Por outro lado, novidades dão conta de um ressurgimento da Pesquisa e Desenvolvimento mesmo nos países aparentemente cansados de siderurgia, apesar (ou, talvez, por isso mesmo) das restritas margens de lucro decorrentes da super-oferta de aço nos mercados mundiais. A AK Steel, nos EUA, inaugurou em Maio último um novo centro de pesquisa, devidamente equipado com recursos científicos e com arquitetura moderna que viabiliza uma interação permanente entre pesquisadores, de forma a promover a consequente troca de ideias e inovações. Por sua vez, em Junho deste ano a austríaca Voest Alpine anunciou a construção de um novo centro metalúrgico voltado para o desenvolvimento de aços longos em Donawitz, com 2.800 m², o qual suplementará as atividades de P&D na área de aços planos que já ocorrem em outro centro, este localizado em Linz. A ênfase desse novo centro será o desenvolvimento de novos aços com maior resistência mecânica, menos peso e maior resistência à corrosão. Ele disporá de instalações para a elaboração de corridas com até quatro toneladas de aços experimentais, as quais serão processadas em linhas industriais normais de laminação de arames, trilhos e tubos sem costura, de forma a verificar rapidamente seu desempenho sob condições reais.

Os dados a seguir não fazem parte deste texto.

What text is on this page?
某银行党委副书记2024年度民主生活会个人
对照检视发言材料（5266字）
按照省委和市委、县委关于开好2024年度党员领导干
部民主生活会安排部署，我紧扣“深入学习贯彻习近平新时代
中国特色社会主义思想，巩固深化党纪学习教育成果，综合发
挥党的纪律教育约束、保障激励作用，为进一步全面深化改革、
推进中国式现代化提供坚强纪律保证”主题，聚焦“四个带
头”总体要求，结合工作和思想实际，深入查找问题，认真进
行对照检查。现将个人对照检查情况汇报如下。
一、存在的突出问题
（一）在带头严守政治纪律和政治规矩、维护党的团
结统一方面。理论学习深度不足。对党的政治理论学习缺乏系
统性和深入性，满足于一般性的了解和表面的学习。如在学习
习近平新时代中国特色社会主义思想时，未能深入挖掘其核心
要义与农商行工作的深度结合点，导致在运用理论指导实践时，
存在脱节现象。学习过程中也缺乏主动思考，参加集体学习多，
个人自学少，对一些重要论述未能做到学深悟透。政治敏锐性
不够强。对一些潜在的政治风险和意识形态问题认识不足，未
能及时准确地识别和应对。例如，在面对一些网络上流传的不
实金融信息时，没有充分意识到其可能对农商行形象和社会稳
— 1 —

E também no Brasil há notícias promissoras neste setor. Só para citar alguns exemplos, tem-se a implantação do centro regional de P&D da ArcelorMittal, em Vitória (ES), que vem ocorrendo desde 2015. Também é digno de nota um ambicioso programa de reequipamento ora em curso no Instituto Senai de Inovação em Metalurgia e Ligas Especiais, do Centro de Inovação e Tecnologia SENAI-FIEMG, Campus CETEC, em Belo Horizonte (MG). Essa modernização inclui desde equipamentos voltados para a elaboração de ligas metálicas, passando pela simulação da conformação mecânica e soldagem, até sua caracterização detalhada do ponto de vista mecânico e microestrutural.